L’algorithme de localisation de la voie accessoire présenté ici est basé sur l’analyse de la polarité de l’onde delta, de la polarité du complexe QRS et de la polarité anticipée de l’onde delta et du QRS pendant la pré-excitation maximale (lorsque la dépolarisation ventriculaire se produit de manière prédominante ou même exclusive via la voie accessoire, pendant une stimulation auriculaire rapide à proximité de la voie accessoire pendant une étude électrophysiologique, par exemple). La localisation précise de la voie accessoire dépend également de la position du cœur dans la cavité thoracique et de la présence d’une maladie cardiaque sous-jacente.

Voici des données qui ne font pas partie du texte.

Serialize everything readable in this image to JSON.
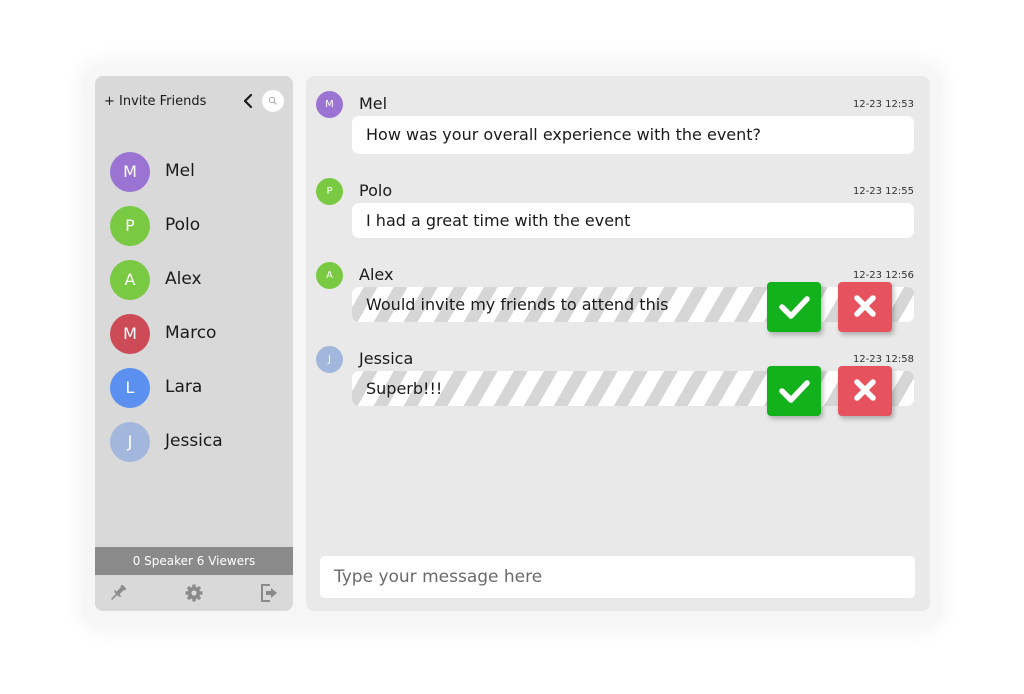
{
  "sidebar": {
    "invite_label": "+ Invite Friends",
    "collapse_icon": "chevron-left-icon",
    "search_icon": "search-icon",
    "contacts": [
      {
        "name": "Mel",
        "initial": "M",
        "color": "#9b74d3"
      },
      {
        "name": "Polo",
        "initial": "P",
        "color": "#7ac943"
      },
      {
        "name": "Alex",
        "initial": "A",
        "color": "#7ac943"
      },
      {
        "name": "Marco",
        "initial": "M",
        "color": "#cc4b57"
      },
      {
        "name": "Lara",
        "initial": "L",
        "color": "#5b8ff0"
      },
      {
        "name": "Jessica",
        "initial": "J",
        "color": "#a3b7dd"
      }
    ],
    "status": "0 Speaker 6 Viewers",
    "footer_icons": [
      "pin-icon",
      "gear-icon",
      "exit-icon"
    ]
  },
  "chat": {
    "messages": [
      {
        "sender": "Mel",
        "initial": "M",
        "color": "#9b74d3",
        "time": "12-23 12:53",
        "text": "How was your overall experience with the event?",
        "pending": false
      },
      {
        "sender": "Polo",
        "initial": "P",
        "color": "#7ac943",
        "time": "12-23 12:55",
        "text": "I had a great time with the event",
        "pending": false
      },
      {
        "sender": "Alex",
        "initial": "A",
        "color": "#7ac943",
        "time": "12-23 12:56",
        "text": "Would invite my friends to attend this",
        "pending": true
      },
      {
        "sender": "Jessica",
        "initial": "J",
        "color": "#a3b7dd",
        "time": "12-23 12:58",
        "text": "Superb!!!",
        "pending": true
      }
    ],
    "approve_color": "#13b11c",
    "reject_color": "#e6525e",
    "input_placeholder": "Type your message here",
    "input_value": ""
  }
}
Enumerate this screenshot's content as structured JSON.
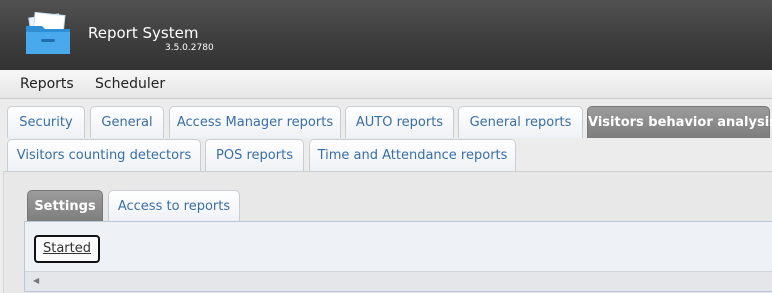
{
  "app": {
    "title": "Report System",
    "version": "3.5.0.2780"
  },
  "menu": {
    "items": [
      "Reports",
      "Scheduler"
    ]
  },
  "tabs": {
    "row1": [
      "Security",
      "General",
      "Access Manager reports",
      "AUTO reports",
      "General reports",
      "Visitors behavior analysis"
    ],
    "row2": [
      "Visitors counting detectors",
      "POS reports",
      "Time and Attendance reports"
    ],
    "active": "Visitors behavior analysis"
  },
  "subtabs": {
    "items": [
      "Settings",
      "Access to reports"
    ],
    "active": "Settings"
  },
  "content": {
    "started_label": "Started"
  },
  "colors": {
    "tab_text": "#3a6ea5",
    "active_tab_bg": "#8a8a8a",
    "header_bg": "#444444"
  },
  "icons": {
    "logo": "folder-icon",
    "scroll_left": "scroll-left-arrow-icon"
  }
}
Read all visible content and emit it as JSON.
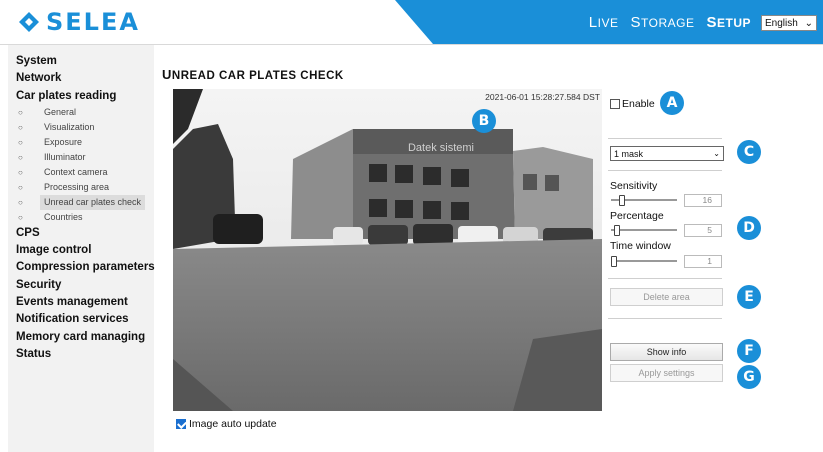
{
  "header": {
    "logo_text": "SELEA",
    "brand_color": "#1a8fd8",
    "nav": [
      {
        "cap": "L",
        "rest": "IVE",
        "active": false
      },
      {
        "cap": "S",
        "rest": "TORAGE",
        "active": false
      },
      {
        "cap": "S",
        "rest": "ETUP",
        "active": true
      }
    ],
    "language": "English"
  },
  "sidebar": {
    "items": [
      {
        "label": "System"
      },
      {
        "label": "Network"
      },
      {
        "label": "Car plates reading"
      }
    ],
    "sub_items": [
      {
        "label": "General"
      },
      {
        "label": "Visualization"
      },
      {
        "label": "Exposure"
      },
      {
        "label": "Illuminator"
      },
      {
        "label": "Context camera"
      },
      {
        "label": "Processing area"
      },
      {
        "label": "Unread car plates check",
        "active": true
      },
      {
        "label": "Countries"
      }
    ],
    "items_after": [
      {
        "label": "CPS"
      },
      {
        "label": "Image control"
      },
      {
        "label": "Compression parameters"
      },
      {
        "label": "Security"
      },
      {
        "label": "Events management"
      },
      {
        "label": "Notification services"
      },
      {
        "label": "Memory card managing"
      },
      {
        "label": "Status"
      }
    ]
  },
  "main": {
    "title_cap": "U",
    "title_rest": "NREAD CAR PLATES CHECK",
    "camera": {
      "timestamp": "2021-06-01 15:28:27.584 DST",
      "building_sign": "Datek sistemi"
    },
    "auto_update_label": "Image auto update",
    "auto_update_checked": true
  },
  "panel": {
    "enable_label": "Enable",
    "mask_value": "1 mask",
    "sliders": [
      {
        "label": "Sensitivity",
        "value": "16",
        "fraction": 0.16
      },
      {
        "label": "Percentage",
        "value": "5",
        "fraction": 0.05
      },
      {
        "label": "Time window",
        "value": "1",
        "fraction": 0.0
      }
    ],
    "delete_area_label": "Delete area",
    "show_info_label": "Show info",
    "apply_settings_label": "Apply settings"
  },
  "badges": [
    "A",
    "B",
    "C",
    "D",
    "E",
    "F",
    "G"
  ]
}
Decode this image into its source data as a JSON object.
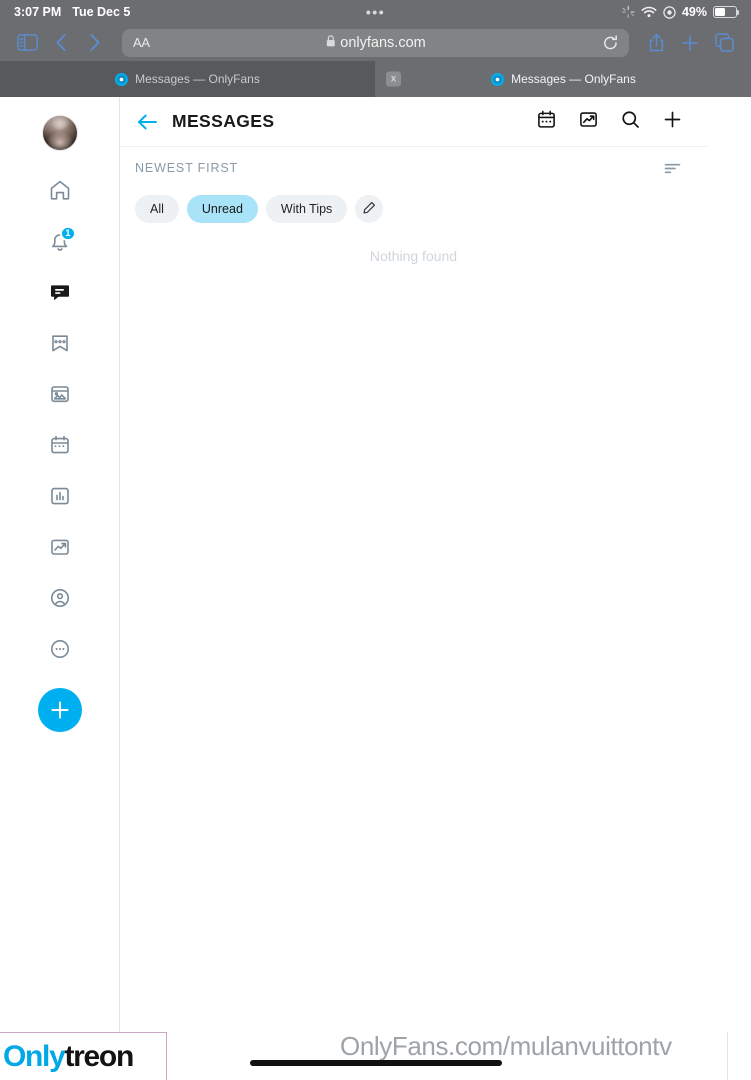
{
  "statusbar": {
    "time": "3:07 PM",
    "date": "Tue Dec 5",
    "battery_percent": "49%",
    "battery_level": 49,
    "icons": [
      "airplay-icon",
      "wifi-icon",
      "do-not-disturb-icon",
      "battery-icon"
    ],
    "center_dots": "•••"
  },
  "browser": {
    "nav": {
      "sidebar_toggle": "sidebar-toggle-icon",
      "back": "back-chevron-icon",
      "forward": "forward-chevron-icon"
    },
    "address_bar": {
      "text_size_label": "AA",
      "url": "onlyfans.com",
      "lock": "lock-icon",
      "reload": "reload-icon"
    },
    "actions": {
      "share": "share-icon",
      "new_tab": "plus-icon",
      "tabs": "tabs-overview-icon"
    },
    "tabs": [
      {
        "title": "Messages — OnlyFans",
        "active": false
      },
      {
        "title": "Messages — OnlyFans",
        "active": true,
        "close_label": "x"
      }
    ]
  },
  "sidebar": {
    "avatar_alt": "user-avatar",
    "items": [
      {
        "name": "home",
        "icon": "home-icon",
        "active": false,
        "badge": ""
      },
      {
        "name": "notifications",
        "icon": "bell-icon",
        "active": false,
        "badge": "1"
      },
      {
        "name": "messages",
        "icon": "chat-bubble-icon",
        "active": true,
        "badge": ""
      },
      {
        "name": "collections",
        "icon": "bookmark-star-icon",
        "active": false,
        "badge": ""
      },
      {
        "name": "vault",
        "icon": "vault-image-icon",
        "active": false,
        "badge": ""
      },
      {
        "name": "queue",
        "icon": "calendar-icon",
        "active": false,
        "badge": ""
      },
      {
        "name": "statistics",
        "icon": "bar-chart-icon",
        "active": false,
        "badge": ""
      },
      {
        "name": "statements",
        "icon": "trending-chart-icon",
        "active": false,
        "badge": ""
      },
      {
        "name": "profile",
        "icon": "user-circle-icon",
        "active": false,
        "badge": ""
      },
      {
        "name": "more",
        "icon": "ellipsis-circle-icon",
        "active": false,
        "badge": ""
      }
    ],
    "new_post_label": "+"
  },
  "main": {
    "back_icon": "back-arrow-icon",
    "title": "MESSAGES",
    "header_actions": [
      {
        "name": "queue",
        "icon": "calendar-icon"
      },
      {
        "name": "statistics",
        "icon": "trending-chart-icon"
      },
      {
        "name": "search",
        "icon": "search-icon"
      },
      {
        "name": "new-message",
        "icon": "plus-icon"
      }
    ],
    "sort": {
      "label": "NEWEST FIRST",
      "icon": "sort-icon"
    },
    "filters": [
      {
        "label": "All",
        "selected": false
      },
      {
        "label": "Unread",
        "selected": true
      },
      {
        "label": "With Tips",
        "selected": false
      }
    ],
    "edit_filter_icon": "pencil-icon",
    "empty_state": "Nothing found"
  },
  "watermark": {
    "logo_primary": "Only",
    "logo_secondary": "treon",
    "url": "OnlyFans.com/mulanvuittontv"
  },
  "colors": {
    "accent": "#00aff0",
    "chip_selected_bg": "#a9e3f7",
    "chip_bg": "#eef1f4",
    "chrome_bg": "#6b6d70",
    "tab_inactive_bg": "#58595c",
    "empty_text": "#cfd6db",
    "muted_text": "#8a9aa6",
    "logo_blue": "#00a8e8"
  }
}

En pratique, la recherche de la localisation d’une voie accessoire commence par l’étude des dérivations V1 et V2. En l’absence de cardiopathie, si l’onde delta est positive en V1 (schéma de retard à droite), il s’agit d’une pré-excitation gauche. Si l’onde delta est négative en V1 et positive en V2, il s’agit d’une pré-excitation septale (droite ou gauche selon le site d’ablation). Si la préexcitation est négative en V1 et V2 (schéma de retard gauche), alors la voie accessoire est située à droite. En fonction de la transition de polarité de l’onde delta et du QRS dans les dérivations précordiales, il sera possible de définir si la voie accessoire est septale ou plus latérale. Une transition en V1-V2 (onde delta et QRS négatifs en VI mais positifs en V2) évoque une voie accessoire septale. Si la transition se produit plus tard (V3-V4), il s’agit alors d’une voie accessoire latérale droite.
Ensuite, l’étude des dérivations inférieures (II, III et aVF) permet d’établir si la voie accessoire est antérieure ou postérieure. Si l’onde delta est positive inférieurement, la pré-excitation est antérieure puisque l’activation ventriculaire se dirige vers les dérivations inférieures. En revanche, si l’onde delta est négative inférieurement, la voie accessoire est postérieure.
Enfin, l’étude des dérivations I et aVL permet d’établir si la voie accessoire est latérale gauche. Si l’onde delta est négative dans les dérivations I et aVL, il s’agit d’une voie latérale gauche puisque l’activation ventriculaire s’éloigne des dérivations I et aVL. Si l’onde delta est positive dans ces dérivations, la voie accessoire n’est pas latérale gauche.